People v Lazard |
2020 NY Slip Op 04183 [185 AD3d 964] |
July 22, 2020 |
Appellate Division, Second Department |
Published by New York State Law Reporting Bureau pursuant to Judiciary Law § 431. |
The People of the State of New York,
Respondent, v Valery Lazard, Appellant. |
Ellen O'Hara Woods, New City, NY, for appellant.
Thomas E. Walsh II, District Attorney, New City, NY (Carrie A. Ciganek of counsel), for respondent.
Appeal by the defendant from a judgment of the County Court, Rockland County (Kevin F. Russo, J.), rendered March 27, 2019, convicting him of attempted criminal possession of a weapon in the second degree, upon his plea of guilty, and imposing sentence.
Ordered that the judgment is affirmed.
On October 22, 2018, the defendant entered into a plea agreement pursuant to which he pleaded guilty to attempted criminal possession of a weapon in the second degree. In February 2019, the defendant moved to withdraw his plea of guilty. In an order dated March 7, 2019, the County Court denied the defendant's motion without a hearing. On March 27, 2019, the court sentenced the defendant in accordance with the plea agreement to a five-year period of probation.
The County Court providently exercised its discretion in denying, without a hearing, the defendant's motion to withdraw his plea of guilty. A motion to withdraw a plea of guilty rests within the sound discretion of the court, and generally the court's determination will not be disturbed absent an improvident exercise of discretion (see CPL 220.60 [3]; People v Alexander, 97 NY2d 482, 485 [2002]; People v Jackson, 170 AD3d 1040 [2019]; People v Boria, 157 AD3d 811 [2018]). Generally, a plea of guilty may not be withdrawn absent some evidence of innocence, fraud, or mistake in its inducement (see People v Penaranda, 178 AD3d 858 [2019]; People v Blount, 176 AD3d 1092, 1094 [2019]). When a defendant moves to withdraw a plea of guilty, the nature and extent of the fact-finding inquiry rests largely in the discretion of the court, and a hearing will be granted only in rare instances (see People v Mitchell, 21 NY3d 964, 966 [2013]; People v Tinsley, 35 NY2d 926 [1974]; People v Jackson, 170 AD3d at 1040).
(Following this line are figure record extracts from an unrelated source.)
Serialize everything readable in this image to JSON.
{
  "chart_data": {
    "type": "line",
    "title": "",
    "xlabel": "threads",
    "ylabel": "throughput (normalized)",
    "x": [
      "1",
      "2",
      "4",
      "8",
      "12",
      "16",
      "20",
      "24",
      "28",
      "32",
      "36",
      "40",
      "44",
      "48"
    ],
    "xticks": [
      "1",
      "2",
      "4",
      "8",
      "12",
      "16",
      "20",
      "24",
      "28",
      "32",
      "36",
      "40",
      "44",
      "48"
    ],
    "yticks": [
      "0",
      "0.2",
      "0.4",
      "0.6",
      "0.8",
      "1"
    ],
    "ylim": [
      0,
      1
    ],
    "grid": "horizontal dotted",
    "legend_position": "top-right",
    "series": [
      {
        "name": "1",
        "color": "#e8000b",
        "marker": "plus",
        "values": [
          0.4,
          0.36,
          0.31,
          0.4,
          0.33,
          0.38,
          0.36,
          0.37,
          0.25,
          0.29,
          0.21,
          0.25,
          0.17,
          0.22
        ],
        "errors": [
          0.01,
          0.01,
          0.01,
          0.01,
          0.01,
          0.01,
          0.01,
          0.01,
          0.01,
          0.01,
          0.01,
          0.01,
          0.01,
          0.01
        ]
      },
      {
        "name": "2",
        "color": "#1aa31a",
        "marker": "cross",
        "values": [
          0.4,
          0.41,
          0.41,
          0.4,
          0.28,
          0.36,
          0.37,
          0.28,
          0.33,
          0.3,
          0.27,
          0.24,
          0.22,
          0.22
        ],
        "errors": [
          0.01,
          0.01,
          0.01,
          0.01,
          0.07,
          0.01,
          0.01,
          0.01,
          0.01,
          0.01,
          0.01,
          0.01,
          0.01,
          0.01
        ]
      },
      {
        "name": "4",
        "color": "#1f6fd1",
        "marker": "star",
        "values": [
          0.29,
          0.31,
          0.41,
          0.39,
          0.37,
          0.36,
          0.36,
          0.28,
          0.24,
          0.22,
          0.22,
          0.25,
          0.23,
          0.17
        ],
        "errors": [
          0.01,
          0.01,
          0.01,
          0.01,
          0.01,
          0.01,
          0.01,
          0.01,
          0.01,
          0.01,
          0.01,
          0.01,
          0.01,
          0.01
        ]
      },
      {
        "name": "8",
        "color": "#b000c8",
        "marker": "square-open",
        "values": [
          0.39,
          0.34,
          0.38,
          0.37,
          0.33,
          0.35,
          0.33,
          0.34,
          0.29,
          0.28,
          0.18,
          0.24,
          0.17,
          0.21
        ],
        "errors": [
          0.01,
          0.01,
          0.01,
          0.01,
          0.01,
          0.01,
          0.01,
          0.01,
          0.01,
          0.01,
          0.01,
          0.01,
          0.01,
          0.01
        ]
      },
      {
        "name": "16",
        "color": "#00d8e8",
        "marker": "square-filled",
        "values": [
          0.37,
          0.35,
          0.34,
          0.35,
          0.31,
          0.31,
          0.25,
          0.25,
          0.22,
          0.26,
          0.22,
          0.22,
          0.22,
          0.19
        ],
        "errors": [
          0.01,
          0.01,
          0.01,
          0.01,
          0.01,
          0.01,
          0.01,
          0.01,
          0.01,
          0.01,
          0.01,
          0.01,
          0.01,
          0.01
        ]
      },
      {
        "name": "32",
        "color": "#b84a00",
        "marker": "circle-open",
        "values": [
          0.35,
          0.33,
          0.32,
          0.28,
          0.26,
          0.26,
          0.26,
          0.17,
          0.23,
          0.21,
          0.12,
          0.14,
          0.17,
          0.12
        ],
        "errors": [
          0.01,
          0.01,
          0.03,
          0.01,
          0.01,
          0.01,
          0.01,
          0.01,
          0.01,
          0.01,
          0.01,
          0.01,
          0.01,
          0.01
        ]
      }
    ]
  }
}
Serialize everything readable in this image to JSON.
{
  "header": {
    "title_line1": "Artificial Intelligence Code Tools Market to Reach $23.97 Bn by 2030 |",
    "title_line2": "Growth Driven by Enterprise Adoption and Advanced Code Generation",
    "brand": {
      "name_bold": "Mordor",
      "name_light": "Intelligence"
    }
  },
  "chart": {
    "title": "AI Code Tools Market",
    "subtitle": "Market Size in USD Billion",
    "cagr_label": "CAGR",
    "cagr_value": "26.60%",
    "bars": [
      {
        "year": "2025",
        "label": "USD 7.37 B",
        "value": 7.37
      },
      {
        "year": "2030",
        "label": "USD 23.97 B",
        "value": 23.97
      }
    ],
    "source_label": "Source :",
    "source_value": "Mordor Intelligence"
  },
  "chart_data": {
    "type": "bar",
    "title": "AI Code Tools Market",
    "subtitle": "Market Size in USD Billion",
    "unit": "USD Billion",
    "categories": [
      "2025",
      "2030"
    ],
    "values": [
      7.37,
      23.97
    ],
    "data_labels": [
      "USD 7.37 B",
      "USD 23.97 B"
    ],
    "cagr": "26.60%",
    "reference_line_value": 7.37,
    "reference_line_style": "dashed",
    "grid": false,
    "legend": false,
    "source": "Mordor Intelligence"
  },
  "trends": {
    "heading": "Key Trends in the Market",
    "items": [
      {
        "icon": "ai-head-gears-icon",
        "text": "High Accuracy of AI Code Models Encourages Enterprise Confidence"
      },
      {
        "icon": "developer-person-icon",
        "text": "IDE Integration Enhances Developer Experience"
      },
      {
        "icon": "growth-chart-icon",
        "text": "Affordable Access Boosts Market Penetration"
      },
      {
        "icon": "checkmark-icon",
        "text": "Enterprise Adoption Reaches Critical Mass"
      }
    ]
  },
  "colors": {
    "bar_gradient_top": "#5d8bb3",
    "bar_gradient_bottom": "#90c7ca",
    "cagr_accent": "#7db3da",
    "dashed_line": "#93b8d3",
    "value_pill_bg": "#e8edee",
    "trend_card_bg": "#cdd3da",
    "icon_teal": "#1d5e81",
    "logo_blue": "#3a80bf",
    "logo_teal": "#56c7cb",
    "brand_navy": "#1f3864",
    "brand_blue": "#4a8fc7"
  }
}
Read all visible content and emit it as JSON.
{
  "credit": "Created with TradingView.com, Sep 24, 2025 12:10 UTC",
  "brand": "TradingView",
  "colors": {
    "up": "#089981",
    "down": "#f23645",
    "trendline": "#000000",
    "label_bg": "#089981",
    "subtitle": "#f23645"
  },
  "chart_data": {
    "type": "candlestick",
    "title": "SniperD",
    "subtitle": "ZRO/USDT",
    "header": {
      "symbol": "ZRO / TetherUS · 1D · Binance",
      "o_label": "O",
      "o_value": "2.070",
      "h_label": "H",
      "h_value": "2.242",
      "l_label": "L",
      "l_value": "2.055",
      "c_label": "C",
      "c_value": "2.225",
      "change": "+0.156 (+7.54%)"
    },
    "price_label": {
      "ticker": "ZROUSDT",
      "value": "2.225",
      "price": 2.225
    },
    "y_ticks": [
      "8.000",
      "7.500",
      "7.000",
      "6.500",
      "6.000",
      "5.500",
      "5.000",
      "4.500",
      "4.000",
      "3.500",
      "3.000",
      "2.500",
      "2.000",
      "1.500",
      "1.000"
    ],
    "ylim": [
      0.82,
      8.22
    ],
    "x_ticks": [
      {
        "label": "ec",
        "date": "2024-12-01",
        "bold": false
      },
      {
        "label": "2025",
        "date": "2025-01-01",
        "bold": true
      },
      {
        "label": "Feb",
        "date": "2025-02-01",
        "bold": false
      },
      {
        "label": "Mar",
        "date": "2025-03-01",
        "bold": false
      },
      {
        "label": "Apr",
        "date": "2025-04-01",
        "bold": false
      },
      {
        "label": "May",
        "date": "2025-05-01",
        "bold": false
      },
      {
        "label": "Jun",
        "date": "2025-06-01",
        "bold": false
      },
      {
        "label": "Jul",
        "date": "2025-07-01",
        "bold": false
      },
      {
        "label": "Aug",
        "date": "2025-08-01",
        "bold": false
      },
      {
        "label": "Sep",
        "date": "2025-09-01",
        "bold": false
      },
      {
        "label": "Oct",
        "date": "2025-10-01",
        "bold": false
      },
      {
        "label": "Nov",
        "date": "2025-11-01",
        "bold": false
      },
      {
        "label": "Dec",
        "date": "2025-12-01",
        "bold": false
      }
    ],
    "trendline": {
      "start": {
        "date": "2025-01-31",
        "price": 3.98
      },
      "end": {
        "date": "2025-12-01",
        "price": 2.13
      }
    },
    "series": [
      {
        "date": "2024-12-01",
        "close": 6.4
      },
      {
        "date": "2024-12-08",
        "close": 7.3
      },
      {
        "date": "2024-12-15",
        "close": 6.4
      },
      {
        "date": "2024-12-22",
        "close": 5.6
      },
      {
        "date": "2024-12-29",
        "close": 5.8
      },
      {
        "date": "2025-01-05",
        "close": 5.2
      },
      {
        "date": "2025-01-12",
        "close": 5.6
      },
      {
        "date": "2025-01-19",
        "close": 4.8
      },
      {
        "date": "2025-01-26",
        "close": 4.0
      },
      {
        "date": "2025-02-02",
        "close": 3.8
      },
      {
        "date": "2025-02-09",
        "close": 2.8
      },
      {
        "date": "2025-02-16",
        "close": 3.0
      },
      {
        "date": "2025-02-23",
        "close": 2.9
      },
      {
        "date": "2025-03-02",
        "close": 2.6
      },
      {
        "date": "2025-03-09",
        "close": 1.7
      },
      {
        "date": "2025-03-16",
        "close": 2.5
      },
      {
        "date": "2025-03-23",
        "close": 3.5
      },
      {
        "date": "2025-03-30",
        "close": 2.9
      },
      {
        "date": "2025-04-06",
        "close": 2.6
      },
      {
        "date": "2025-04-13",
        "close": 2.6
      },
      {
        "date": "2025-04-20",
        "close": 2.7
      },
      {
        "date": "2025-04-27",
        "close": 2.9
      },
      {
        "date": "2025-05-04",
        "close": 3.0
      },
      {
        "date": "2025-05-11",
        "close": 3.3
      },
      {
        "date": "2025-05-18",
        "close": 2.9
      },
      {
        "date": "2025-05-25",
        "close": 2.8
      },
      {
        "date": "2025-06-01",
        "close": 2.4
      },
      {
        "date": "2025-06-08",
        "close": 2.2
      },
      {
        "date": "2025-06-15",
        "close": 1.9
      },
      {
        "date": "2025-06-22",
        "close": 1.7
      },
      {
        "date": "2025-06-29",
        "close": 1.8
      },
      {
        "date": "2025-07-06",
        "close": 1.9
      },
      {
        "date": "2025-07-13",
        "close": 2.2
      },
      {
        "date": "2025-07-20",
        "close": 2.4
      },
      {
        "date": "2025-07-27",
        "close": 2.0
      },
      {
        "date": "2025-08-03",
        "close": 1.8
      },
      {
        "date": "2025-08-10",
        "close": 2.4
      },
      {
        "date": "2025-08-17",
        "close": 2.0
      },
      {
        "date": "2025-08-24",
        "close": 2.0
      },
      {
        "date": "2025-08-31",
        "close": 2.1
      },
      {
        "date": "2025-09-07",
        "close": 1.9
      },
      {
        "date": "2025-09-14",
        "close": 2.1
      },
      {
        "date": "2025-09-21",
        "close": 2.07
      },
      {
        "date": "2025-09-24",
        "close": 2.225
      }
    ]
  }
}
Here, the record reflects that the defendant's plea of guilty was knowing, voluntary, and intelligent (see People v Fiumefreddo, 82 NY2d 536, 543 [1993]; People v Lopez, 71 NY2d 662, 666 [1988]; People v Harris, 61 NY2d 9, 17 [1983]). The evidence submitted in support of the defendant's motion to withdraw his plea of guilty was insufficient, standing alone, to justify withdrawal of the plea (see People v Caruso, 88 AD3d 809, 810 [2011]; People v Douglas, 83 AD3d 1092, 1093 [2011]; People v Mortensen, 60 AD3d 971, 972 [2009]). Mastro, J.P., Leventhal, Maltese and Iannacci, JJ., concur.